It is easy to say
“I’m going to leave everything to my kids”, and in fact, so long as there
are no unforeseen events, this is exactly what would happen. The problem is
that life unravels in ways that we do not often expect. For example, we
often fail to consider what would happen if we died with one of our primary
beneficiaries in a car crash or other accident; or what would happen if a
beneficiary predeceased us after we had become disabled and unable to change
our will or trust plans; or we fail to consider that one of our
beneficiaries may be disabled and receiving a needs-based form of government
assistance with which a direct inheritance would interfere.
The most common form of testamentary
document is a Last Will and Testament. Most people think of a last will and
testament in terms of the ability to choose one's primary and contingent
beneficiaries and avoid application of the intestacy law. While this is
certainly an important aspect of a last will and testament, a well crafted
last will and testament should address other important issues. These issues
include, but are not limited to: (1) providing for minor beneficiaries (who
shall have custody and should there be a trust to prevent them from
receiving their entire inheritance upon attaining the age of eighteen); (2)
establishing a protective trust for adult children in order to protect their
inheritances against the future claims of potential creditors (or even to
protect the beneficiaries from themselves!).
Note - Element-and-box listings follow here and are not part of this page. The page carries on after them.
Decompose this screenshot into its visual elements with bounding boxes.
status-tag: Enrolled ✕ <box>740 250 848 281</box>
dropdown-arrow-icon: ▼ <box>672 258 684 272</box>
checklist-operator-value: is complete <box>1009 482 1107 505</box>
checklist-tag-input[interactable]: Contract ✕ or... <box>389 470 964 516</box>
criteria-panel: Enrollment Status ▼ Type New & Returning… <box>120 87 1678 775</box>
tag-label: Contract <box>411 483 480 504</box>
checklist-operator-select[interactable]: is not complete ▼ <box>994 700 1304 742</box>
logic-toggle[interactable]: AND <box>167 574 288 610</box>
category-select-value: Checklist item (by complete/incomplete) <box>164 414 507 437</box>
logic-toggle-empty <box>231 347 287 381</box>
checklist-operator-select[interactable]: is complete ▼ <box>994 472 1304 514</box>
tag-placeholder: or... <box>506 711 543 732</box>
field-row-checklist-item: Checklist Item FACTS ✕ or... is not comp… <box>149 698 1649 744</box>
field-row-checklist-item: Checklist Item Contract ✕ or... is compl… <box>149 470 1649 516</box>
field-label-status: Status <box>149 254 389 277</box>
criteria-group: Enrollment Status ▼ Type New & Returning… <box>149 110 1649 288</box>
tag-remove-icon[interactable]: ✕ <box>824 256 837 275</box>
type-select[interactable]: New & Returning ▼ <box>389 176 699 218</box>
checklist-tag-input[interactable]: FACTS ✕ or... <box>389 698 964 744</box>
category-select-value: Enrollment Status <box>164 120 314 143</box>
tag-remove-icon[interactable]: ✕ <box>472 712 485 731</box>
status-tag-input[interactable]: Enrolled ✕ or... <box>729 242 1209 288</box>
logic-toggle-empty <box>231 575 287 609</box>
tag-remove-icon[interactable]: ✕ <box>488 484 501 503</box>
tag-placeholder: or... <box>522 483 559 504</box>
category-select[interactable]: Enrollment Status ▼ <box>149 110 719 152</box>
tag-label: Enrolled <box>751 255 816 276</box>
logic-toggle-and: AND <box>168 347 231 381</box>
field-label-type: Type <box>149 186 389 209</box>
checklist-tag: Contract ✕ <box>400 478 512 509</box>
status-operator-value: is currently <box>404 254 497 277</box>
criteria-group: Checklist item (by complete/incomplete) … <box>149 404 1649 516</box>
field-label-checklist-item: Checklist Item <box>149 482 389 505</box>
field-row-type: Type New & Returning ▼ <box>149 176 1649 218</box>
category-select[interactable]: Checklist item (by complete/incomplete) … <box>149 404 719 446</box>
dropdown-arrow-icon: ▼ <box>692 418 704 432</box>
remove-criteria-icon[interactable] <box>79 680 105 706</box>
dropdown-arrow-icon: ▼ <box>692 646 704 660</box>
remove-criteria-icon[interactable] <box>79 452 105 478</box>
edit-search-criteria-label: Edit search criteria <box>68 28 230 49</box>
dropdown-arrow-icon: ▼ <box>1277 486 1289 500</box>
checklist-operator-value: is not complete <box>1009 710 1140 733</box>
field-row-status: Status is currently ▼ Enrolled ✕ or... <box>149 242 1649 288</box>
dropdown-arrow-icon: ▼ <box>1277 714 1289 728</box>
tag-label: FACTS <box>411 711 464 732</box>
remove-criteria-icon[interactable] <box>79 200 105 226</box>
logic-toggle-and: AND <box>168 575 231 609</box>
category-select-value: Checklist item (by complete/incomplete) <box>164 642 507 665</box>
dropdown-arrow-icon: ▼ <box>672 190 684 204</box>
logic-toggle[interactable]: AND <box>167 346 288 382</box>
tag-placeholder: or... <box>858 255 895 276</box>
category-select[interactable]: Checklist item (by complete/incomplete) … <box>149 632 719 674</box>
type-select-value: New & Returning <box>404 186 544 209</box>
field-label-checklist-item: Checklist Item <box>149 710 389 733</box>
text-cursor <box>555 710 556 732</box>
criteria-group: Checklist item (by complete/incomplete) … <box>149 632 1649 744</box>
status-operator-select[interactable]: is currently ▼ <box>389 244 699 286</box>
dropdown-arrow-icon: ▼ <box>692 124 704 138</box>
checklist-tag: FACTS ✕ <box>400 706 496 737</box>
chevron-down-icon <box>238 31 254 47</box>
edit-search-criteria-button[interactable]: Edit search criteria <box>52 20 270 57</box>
One misconception we hear all too frequently is the idea that your will
controls all of your assets at your death. It does not. Your last will and
testament only controls that which is in your name alone and does not (and
by law cannot) control the disposition of anything you own along with
someone else in the form of joint tenants with rights of survivorship,
tenancy by the entirety, or as to which you have specifically created a
transfer upon death (TOD), payable upon death (also referred to as 'POD', 'ITF'
or 'In Trust For') or similar beneficiary designation. In other words, your
last will and testament cannot control the disposition of a certificate of
deposit that you have made payable upon death to a particular individual,
even though you are now disinheriting that individual in your last will and
testament. You must exercise great care with respect to beneficiary
designations or payable upon death directions which you have left at
brokerage firms, banks, mutual funds, life insurance, annuities, the company
you retired from, or other asset holders. Many of our clients select a per
stirpes distribution under their wills and yet a 'TOD', 'POD', 'ITF', 'In
Trust For', or similar designation will only permit a per capita
distribution. You then have to decide whether you want to contradict the
intentions as expressed in your last will and testament, or alternatively,
leave these designations off of your accounts entirely so that a per stirpes
distribution which you may have designated in your last will and testament
will control. Likewise, assets bearing any of these designations cannot be
controlled by the dispositive provisions of a trust.